29 Janeiro 2015
Os 43 estudantes da Escola Normal Rural da Ayotzinapa deixaram o mundo dos desaparecidos e entraram oficialmente no dos mortos. Na terça-feira, as autoridades mexicanas concluíram, já sem indício de dúvida, que os jovens foram capturados, assassinados e incinerados. E tudo por uma terrível confusão: os pistoleiros de Guerreros Unidos acreditavam que eram integrantes de um cartel rival, Los Rojos.
A reportagem é de Jan Martínez Ahrens, publicada pelo jornal El País, 28-01-2015.
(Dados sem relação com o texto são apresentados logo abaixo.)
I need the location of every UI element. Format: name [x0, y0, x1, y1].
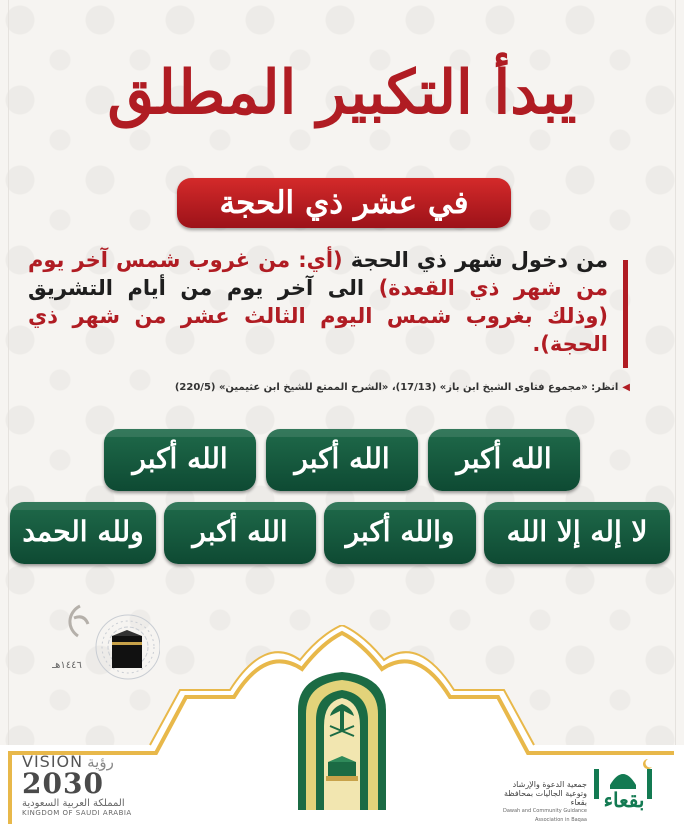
association-line-2: وتوعية الجاليات بمحافظة بقعاء	[504, 789, 587, 807]
body-part-4: (وذلك بغروب شمس اليوم الثالث عشر من شهر ذي الحجة).	[28, 304, 608, 356]
takbir-pill: والله أكبر	[324, 502, 476, 564]
subtitle-banner: في عشر ذي الحجة	[177, 178, 511, 228]
reference-text: انظر: «مجموع فتاوى الشيخ ابن باز» (17/13)، «الشرح الممتع للشيخ ابن عثيمين» (220/5)	[174, 382, 619, 393]
page-title: يبدأ التكبير المطلق	[107, 58, 577, 128]
triangle-pointer-icon: ◀	[622, 382, 630, 393]
vision-label-en: VISION	[22, 752, 84, 771]
takbir-pill: الله أكبر	[104, 429, 256, 491]
association-logo-text: بقعاء	[603, 788, 645, 812]
takbir-pill: الله أكبر	[164, 502, 316, 564]
body-part-1: من دخول شهر ذي الحجة	[342, 248, 608, 272]
vision-kingdom-en: KINGDOM OF SAUDI ARABIA	[22, 809, 132, 817]
takbir-pill: لا إله إلا الله	[484, 502, 670, 564]
takbir-pill: الله أكبر	[428, 429, 580, 491]
association-name-en: Dawah and Community Guidance Association in Baqaa	[502, 808, 587, 823]
takbir-pill: الله أكبر	[266, 429, 418, 491]
body-part-2: (أي: من غروب شمس آخر يوم من شهر ذي القعدة)	[28, 248, 608, 300]
body-part-3: الى آخر يوم من أيام التشريق	[28, 276, 379, 300]
body-paragraph	[28, 246, 608, 358]
vision-label-ar: رؤية	[87, 753, 114, 771]
vision-kingdom-ar: المملكة العربية السعودية	[22, 798, 125, 809]
association-name	[487, 780, 587, 824]
vision-year: 2030	[22, 767, 104, 800]
quote-bar	[623, 260, 628, 368]
takbir-pill: ولله الحمد	[10, 502, 156, 564]
hajj-year: ١٤٤٦هـ	[52, 660, 82, 671]
association-line-1: جمعية الدعوة والإرشاد	[512, 780, 587, 789]
ministry-emblem	[292, 670, 392, 810]
vision-2030-logo	[22, 752, 142, 817]
reference-note	[40, 382, 630, 393]
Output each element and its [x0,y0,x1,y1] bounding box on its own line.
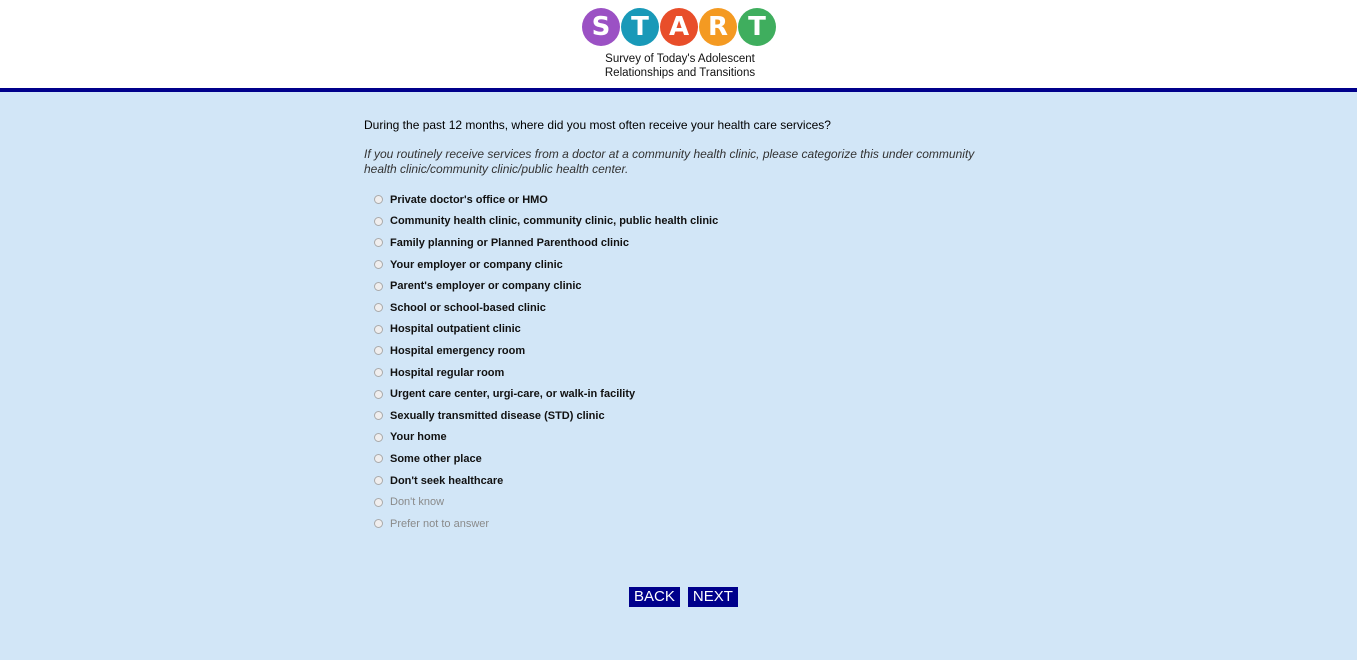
radio-button[interactable] [374,411,383,420]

A conclusão, inteiramente rejeitada pelas famílias, abre caminho para o encerramento de um caso que convulsionou o país como poucos na história recente e cuja persistência nas primeiras páginas, alimentada por dúvidas sobre a investigação oficial, fez dele um hóspede incômodo para o Executivo. Um foco de erosão e protesto diante do qual o presidente, cuja popularidade chega a mínimos históricos, decidiu virar a página: “Estou convencido de que este instante, este momento da história do México, de sofrimento, tragédia e dor, não pode nos deixar imobilizados; não podemos ficar aí”.
JAN MARTÍNEZ AHRENS
Pai de uma das vítimas, no lixão onde estudantes foram mortos. / SAÚL RUIZ
Neste novo capítulo da tragédia de Iguala teve um papel fundamental a recente detenção do Felipe Rodríguez Salgado, também conhecido como El Cepillo. O pistoleiro de Guerreros Unidos, líder de uma célula de 10 criminosos, foi o homem que, segundo confissão própria, recebeu de seu chefe a instrução de liquidar os estudantes. O núcleo de sua horripilante declaração fala por si: “O Chucky [seu chefe] me telefonou para dizer que iam me entregar dois pacotes com detidos e que eram de Los Rojos […] Eram entre 38 e 41, não contei; alguns vinham amarrados com cordas ou algemados, e outros espancados e ensanguentados […]. Ao chegar ao lixão de Cocula, descemos os estudantes das caminhonetes. Percebi que alguns, os que estavam por baixo, já tinham morrido, acredito que por asfixia. Continuavam vivos 15 a 18 estudantes […]. Mandei El Pato se encarregar de tudo, interrogar, dar um fim neles e destruir tudo […]. El Pato já tinha deitado quatro no chão e deu um tiro na nuca deles”.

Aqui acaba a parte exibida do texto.